A lot of the things I talk to the CH team about are things like “this person seemed kind of salesy when I interfaced with them, and I would want someone to keep track of whether other people feel the same, and maybe watch out for some bigger pattern”.
I’m trying to get a model of what you’re saying here:
Is the CH team (terrible initials BTW) initiating contact with you, about this low urgency, low danger work? Or are you initiating contact with them?
In either case, it’s not clear what this is saying or how it’s negative or positive.
For example, in a Bayesian model sort of sense, I don’t see how this gives information on the CH team being ineffective or effective, or the EA community being bad or good.
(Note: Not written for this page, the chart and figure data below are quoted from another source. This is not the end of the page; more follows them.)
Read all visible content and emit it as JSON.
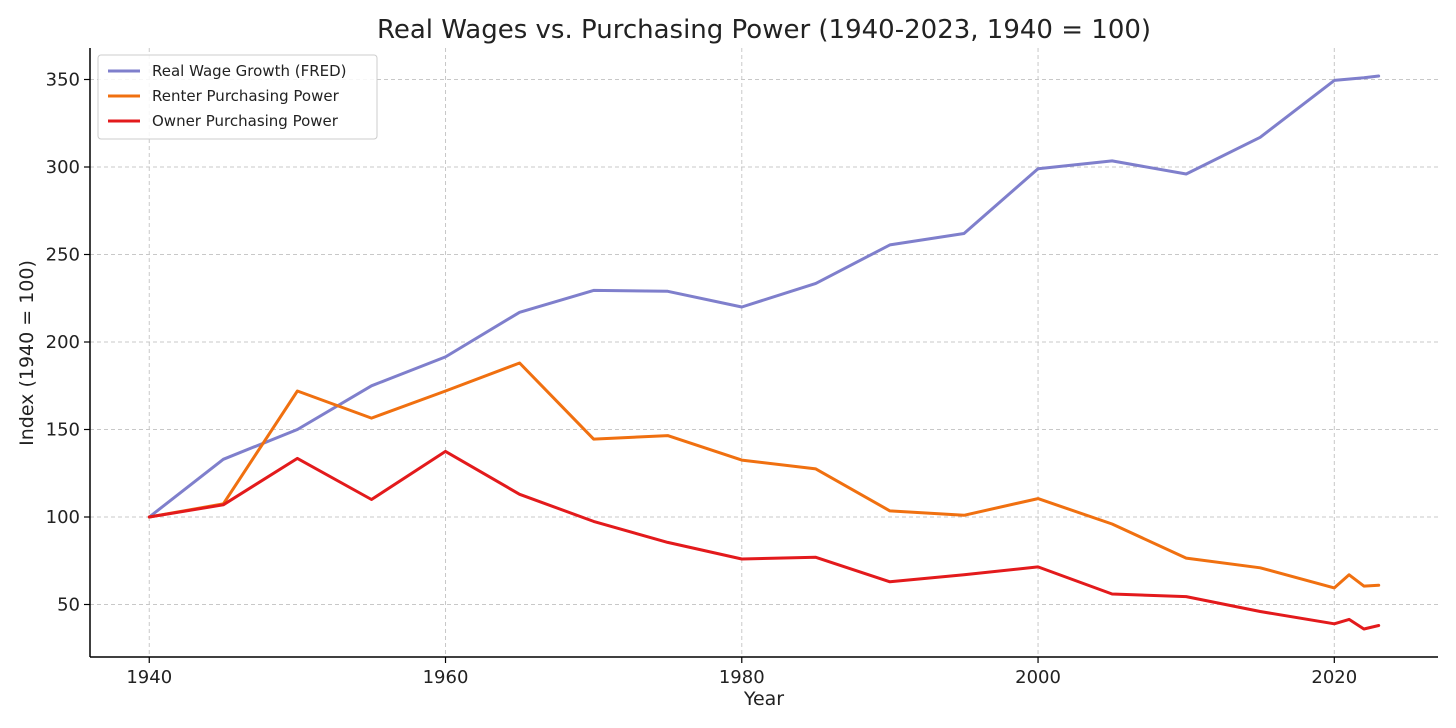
{
  "chart_data": {
    "type": "line",
    "title": "Real Wages vs. Purchasing Power (1940-2023, 1940 = 100)",
    "xlabel": "Year",
    "ylabel": "Index (1940 = 100)",
    "xlim": [
      1936,
      2027
    ],
    "ylim": [
      20,
      368
    ],
    "xticks": [
      1940,
      1960,
      1980,
      2000,
      2020
    ],
    "yticks": [
      50,
      100,
      150,
      200,
      250,
      300,
      350
    ],
    "grid": true,
    "legend_position": "top-left",
    "x": [
      1940,
      1945,
      1950,
      1955,
      1960,
      1965,
      1970,
      1975,
      1980,
      1985,
      1990,
      1995,
      2000,
      2005,
      2010,
      2015,
      2020,
      2021,
      2022,
      2023
    ],
    "series": [
      {
        "name": "Real Wage Growth (FRED)",
        "color": "#7f7fcc",
        "values": [
          100,
          133,
          150,
          175,
          191.5,
          217,
          229.5,
          229,
          220,
          233.5,
          255.5,
          262,
          299,
          303.5,
          296,
          317,
          349.5,
          null,
          351,
          352
        ]
      },
      {
        "name": "Renter Purchasing Power",
        "color": "#f07010",
        "values": [
          100,
          107.5,
          172,
          156.5,
          172,
          188,
          144.5,
          146.5,
          132.5,
          127.5,
          103.5,
          101,
          110.5,
          96,
          76.5,
          71,
          59.5,
          67,
          60.5,
          61
        ]
      },
      {
        "name": "Owner Purchasing Power",
        "color": "#e31a1c",
        "values": [
          100,
          107,
          133.5,
          110,
          137.5,
          113,
          97.5,
          85.5,
          76,
          77,
          63,
          67,
          71.5,
          56,
          54.5,
          46,
          39,
          41.5,
          36,
          38
        ]
      }
    ]
  }
}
(To be honest, IMO keeping track of these small things seems very favorable. It seems consistent with the CH team being involved in the community. This seems like it gives depth/competence/context when there is a much more major issue. It is also seems like a class of nuanced, quiet, conscientious work that has long term benefits for everyone, but is less visible, compared to other ways of doing this work, like big splashy announcements (as negative examples think dysfunction of institutions in The Wire)).
What I’m trying to get at is that you are one of the most respected people and have good insights, so if you have a model of how things should improve, or EA institutions are low wattage or high wattage, on the CH team or otherwise, it would be good to hear.
I have some recurring meetings with Nicole (though we sure have been skipping a lot of them in recent months) where I tend to bring these things up.
Sorry, I am just responding to Linch’s statement that the median/modal piece of harm that gets reported to the CH team is probably quite severe (whereas I think the majority are pretty minor, and one of the primary jobs of the CH team is to figure out how to aggregate lots of weak points of evidence that might point to some kind of large distributed harm).
Yep, this seems right to me. I am glad the CH team is filling this function. I think there are better ways of going about it than they historically have, and I have some criticisms, but I am overall happy that an institution like this exists (and indeed think that something nearby that could have aggregated more evidence on Sam’s dishonesty could have maybe done something about the FTX situation).